3ème point : la structure alliancielle de l’Écriture

La théologie réformée insiste fortement sur l’unité fondamentale des deux dispositions de l’alliance de grâce[iii] (Bible hébraïque et Tradition des Apôtres ; appelées improprement « Ancien et Nouveau Testament »), et ce, contre toute forme d’antinomisme, qui oppose l’Évangile et la Loi.

L’Écriture est tout ensemble Évangile + Loi, commandements + promesses.

La Loi et l’Évangile sont comme l’avers et le revers d’une médaille : Ils sont indissociables[iv]

4ème point : le plan du salut (ordo salutis)

Ce point concerne la sotériologie réformée, les fameux cinq points des Canons de Dordrecht, que sont :

  1. La corruption totale de l’homme à la suite du péché originel – ou rupture de l’Alliance (Genèse 3). On parlera ici d’une corruption extensive – qui concerne tous les domaines de l’existence, y compris la raison -, plutôt qu’intensive, car il demeure toujours en l’homme des marques de l’image de Dieu (imago Dei), ou le sensus divinitatis (le sens de la divinité) comme le dit Calvin (IC I.1), l’homme est toujours « en image de Dieu », quand bien même cette image est fortement altérée et corrompue.
  2. L’élection inconditionnelle ;
  3. L’expiation définie ou limitée ;
  4. La grâce irrésistible de Dieu ;
  5. La persévérance finale des saints.

5ème point : une vision englobante du salut

La rédemption, l’œuvre de la Croix ne concerne pas seulement le salut des âmes, mais tous les domaines de l’existence humaine.

« Il n’est pas de domaine de la vie des hommes dont le Christ ne puisse dire : « c’est à moi ! » »

Abraham Kuyper

La foi chrétienne embrasse toute la réalité, de sorte qu’aucun domaine de la vie des hommes ne puisse prétendre à une quelconque autonomie.

Voir à ce sujet l’ouvrage fondamental du théologien néerlandais Abraham Kuyper, Lectures on Calvinism.
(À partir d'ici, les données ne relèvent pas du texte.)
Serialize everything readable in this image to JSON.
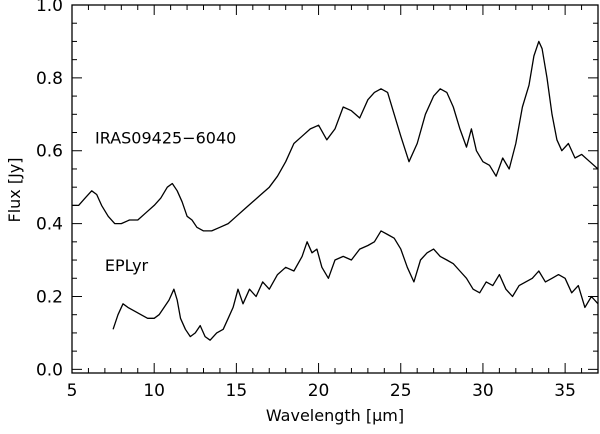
{
  "chart_data": {
    "type": "line",
    "title": "",
    "xlabel": "Wavelength [μm]",
    "ylabel": "Flux [Jy]",
    "xlim": [
      5,
      37
    ],
    "ylim": [
      -0.01,
      1.0
    ],
    "x_ticks": [
      5,
      10,
      15,
      20,
      25,
      30,
      35
    ],
    "x_tick_labels": [
      "5",
      "10",
      "15",
      "20",
      "25",
      "30",
      "35"
    ],
    "y_ticks": [
      0.0,
      0.2,
      0.4,
      0.6,
      0.8,
      1.0
    ],
    "y_tick_labels": [
      "0.0",
      "0.2",
      "0.4",
      "0.6",
      "0.8",
      "1.0"
    ],
    "grid": false,
    "line_color": "#000000",
    "series": [
      {
        "name": "IRAS09425−6040",
        "label_at": [
          6.4,
          0.62
        ],
        "x": [
          5.0,
          5.4,
          5.8,
          6.2,
          6.5,
          6.8,
          7.2,
          7.6,
          8.0,
          8.5,
          9.0,
          9.5,
          10.0,
          10.4,
          10.8,
          11.1,
          11.4,
          11.7,
          12.0,
          12.3,
          12.6,
          13.0,
          13.5,
          14.0,
          14.5,
          15.0,
          15.5,
          16.0,
          16.5,
          17.0,
          17.5,
          18.0,
          18.5,
          19.0,
          19.5,
          20.0,
          20.5,
          21.0,
          21.5,
          22.0,
          22.5,
          23.0,
          23.4,
          23.8,
          24.2,
          24.6,
          25.0,
          25.5,
          26.0,
          26.5,
          27.0,
          27.4,
          27.8,
          28.2,
          28.6,
          29.0,
          29.3,
          29.6,
          30.0,
          30.4,
          30.8,
          31.2,
          31.6,
          32.0,
          32.4,
          32.8,
          33.1,
          33.4,
          33.6,
          33.9,
          34.2,
          34.5,
          34.8,
          35.2,
          35.6,
          36.0,
          36.5,
          37.0
        ],
        "y": [
          0.45,
          0.45,
          0.47,
          0.49,
          0.48,
          0.45,
          0.42,
          0.4,
          0.4,
          0.41,
          0.41,
          0.43,
          0.45,
          0.47,
          0.5,
          0.51,
          0.49,
          0.46,
          0.42,
          0.41,
          0.39,
          0.38,
          0.38,
          0.39,
          0.4,
          0.42,
          0.44,
          0.46,
          0.48,
          0.5,
          0.53,
          0.57,
          0.62,
          0.64,
          0.66,
          0.67,
          0.63,
          0.66,
          0.72,
          0.71,
          0.69,
          0.74,
          0.76,
          0.77,
          0.76,
          0.7,
          0.64,
          0.57,
          0.62,
          0.7,
          0.75,
          0.77,
          0.76,
          0.72,
          0.66,
          0.61,
          0.66,
          0.6,
          0.57,
          0.56,
          0.53,
          0.58,
          0.55,
          0.62,
          0.72,
          0.78,
          0.86,
          0.9,
          0.88,
          0.8,
          0.7,
          0.63,
          0.6,
          0.62,
          0.58,
          0.59,
          0.57,
          0.55
        ]
      },
      {
        "name": "EPLyr",
        "label_at": [
          7.0,
          0.27
        ],
        "x": [
          7.5,
          7.8,
          8.1,
          8.4,
          8.8,
          9.2,
          9.6,
          10.0,
          10.3,
          10.6,
          10.9,
          11.2,
          11.4,
          11.6,
          11.9,
          12.2,
          12.5,
          12.8,
          13.1,
          13.4,
          13.8,
          14.2,
          14.5,
          14.8,
          15.1,
          15.4,
          15.8,
          16.2,
          16.6,
          17.0,
          17.5,
          18.0,
          18.5,
          19.0,
          19.3,
          19.6,
          19.9,
          20.2,
          20.6,
          21.0,
          21.5,
          22.0,
          22.5,
          23.0,
          23.4,
          23.8,
          24.2,
          24.6,
          25.0,
          25.4,
          25.8,
          26.2,
          26.6,
          27.0,
          27.4,
          27.8,
          28.2,
          28.6,
          29.0,
          29.4,
          29.8,
          30.2,
          30.6,
          31.0,
          31.4,
          31.8,
          32.2,
          32.6,
          33.0,
          33.4,
          33.8,
          34.2,
          34.6,
          35.0,
          35.4,
          35.8,
          36.2,
          36.6,
          37.0
        ],
        "y": [
          0.11,
          0.15,
          0.18,
          0.17,
          0.16,
          0.15,
          0.14,
          0.14,
          0.15,
          0.17,
          0.19,
          0.22,
          0.19,
          0.14,
          0.11,
          0.09,
          0.1,
          0.12,
          0.09,
          0.08,
          0.1,
          0.11,
          0.14,
          0.17,
          0.22,
          0.18,
          0.22,
          0.2,
          0.24,
          0.22,
          0.26,
          0.28,
          0.27,
          0.31,
          0.35,
          0.32,
          0.33,
          0.28,
          0.25,
          0.3,
          0.31,
          0.3,
          0.33,
          0.34,
          0.35,
          0.38,
          0.37,
          0.36,
          0.33,
          0.28,
          0.24,
          0.3,
          0.32,
          0.33,
          0.31,
          0.3,
          0.29,
          0.27,
          0.25,
          0.22,
          0.21,
          0.24,
          0.23,
          0.26,
          0.22,
          0.2,
          0.23,
          0.24,
          0.25,
          0.27,
          0.24,
          0.25,
          0.26,
          0.25,
          0.21,
          0.23,
          0.17,
          0.2,
          0.18
        ]
      }
    ]
  }
}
Il s’agit d’une série de conférences que Kuyper a données en 1898 à l’Université de Princeton, aux Etats-Unis, dans lesquelles il expose de façon magistrale, les implications de la foi réformée confessante dans tous les domaines de la vie : sciences, politique, économie, arts, etc.

6ème point : le concept de sainteté

La spiritualité réformée s’articule autour de la doctrine biblique de la Trinité (spiritualité trinitaire), et est centrée sur l’Alliance (spiritualité alliancielle).

Elle s’enracine dans Texte sacré (spiritualité scripturaire), sans jamais séparer, et encore moins opposer, l’Esprit et la Parole, comme c’est le cas avec l’illuminisme.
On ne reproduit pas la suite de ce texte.